What I'm getting at is this: the people in the original audience had this life thing going on. You know, just like you and I do. They were living a story. We're living a story. We have to interact with all the stuff that goes on around us on a day-to-day basis. They were no different. And that life thing they lived was, to significant degree, within a social, political, economic, and theological situation that for many people was anything but a happy one. That was a context for change. Not to mention a context for some quite powerful writing.
You can see this in the text. Paul gets in trouble with the government officials, both Jewish and Roman. Jesus eats with "sinners". He even ate with Pharisees. Well, if you put yourself in that context, you would expect him to eat with Pharisees--Pharisees were respected people. But eating with those who failed to keep Torah? That was confronting social dogma of the time and the comfortable weren't happy about it. Then there's the money issue. There's always the money issue. And, lastly, there was Mars (god of war) and Aphrodite (god of sex), and several other important gods that formed the idols of the day. So, you see, the whole problem of money, sex and power was just as alive then as it is today. We, too, have the same idol problem, we just don't symbolize our worship with little wooden figures. These things made up the stuff that those people had to deal with on a day-to-day basis. Just like us. This was the context within which they lived. It was the story they were writing with their lives.

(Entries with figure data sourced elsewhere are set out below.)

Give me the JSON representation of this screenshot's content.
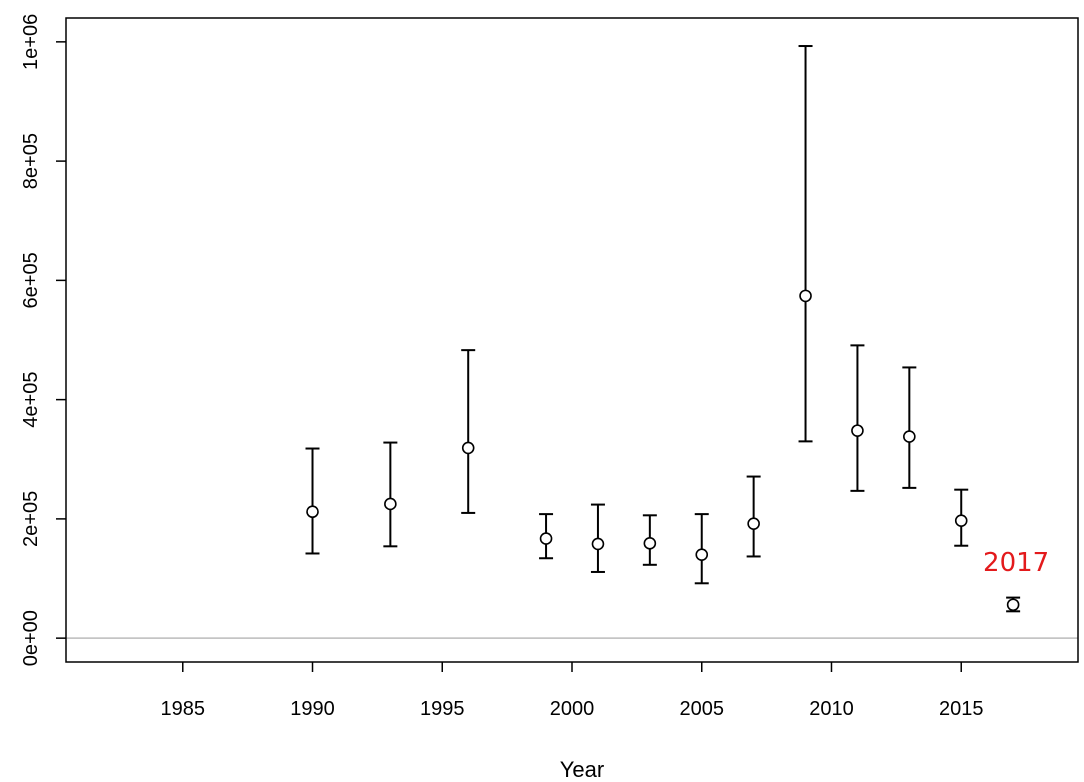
{
  "chart_data": {
    "type": "scatter",
    "title": "",
    "xlabel": "Year",
    "ylabel": "",
    "xlim": [
      1980.5,
      2019.5
    ],
    "ylim": [
      -40000,
      1040000
    ],
    "x_ticks": [
      1985,
      1990,
      1995,
      2000,
      2005,
      2010,
      2015
    ],
    "x_tick_labels": [
      "1985",
      "1990",
      "1995",
      "2000",
      "2005",
      "2010",
      "2015"
    ],
    "y_ticks": [
      0,
      200000,
      400000,
      600000,
      800000,
      1000000
    ],
    "y_tick_labels": [
      "0e+00",
      "2e+05",
      "4e+05",
      "6e+05",
      "8e+05",
      "1e+06"
    ],
    "grid": false,
    "reference_line": {
      "y": 0,
      "color": "#bbbbbb"
    },
    "marker_color": "#000000",
    "series": [
      {
        "points": [
          {
            "x": 1990,
            "y": 212000,
            "lower": 142000,
            "upper": 318000
          },
          {
            "x": 1993,
            "y": 225000,
            "lower": 154000,
            "upper": 328000
          },
          {
            "x": 1996,
            "y": 319000,
            "lower": 210000,
            "upper": 483000
          },
          {
            "x": 1999,
            "y": 167000,
            "lower": 134000,
            "upper": 208000
          },
          {
            "x": 2001,
            "y": 158000,
            "lower": 111000,
            "upper": 224000
          },
          {
            "x": 2003,
            "y": 159000,
            "lower": 123000,
            "upper": 206000
          },
          {
            "x": 2005,
            "y": 140000,
            "lower": 92000,
            "upper": 208000
          },
          {
            "x": 2007,
            "y": 192000,
            "lower": 137000,
            "upper": 271000
          },
          {
            "x": 2009,
            "y": 574000,
            "lower": 330000,
            "upper": 993000
          },
          {
            "x": 2011,
            "y": 348000,
            "lower": 247000,
            "upper": 491000
          },
          {
            "x": 2013,
            "y": 338000,
            "lower": 252000,
            "upper": 454000
          },
          {
            "x": 2015,
            "y": 197000,
            "lower": 155000,
            "upper": 249000
          },
          {
            "x": 2017,
            "y": 56000,
            "lower": 45000,
            "upper": 68000
          }
        ]
      }
    ],
    "annotations": [
      {
        "text": "2017",
        "x": 2017,
        "y": 113000,
        "color": "#e31a1c"
      }
    ]
  }
}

Or, to put it more simply, we have to understand the narrative of their lives so we know how to interpret the texts that sought to bring about changes to the story they were living. That perspective will enable us to apply that story to the story we live.
And that's really what exegesis is the foundation for. Changing our minds, and thereby changing our story, brings about a celebration (cf Rom. 12:1-2, Luke 15:7, 15:10, and 15:31-32). Let's join the celebration.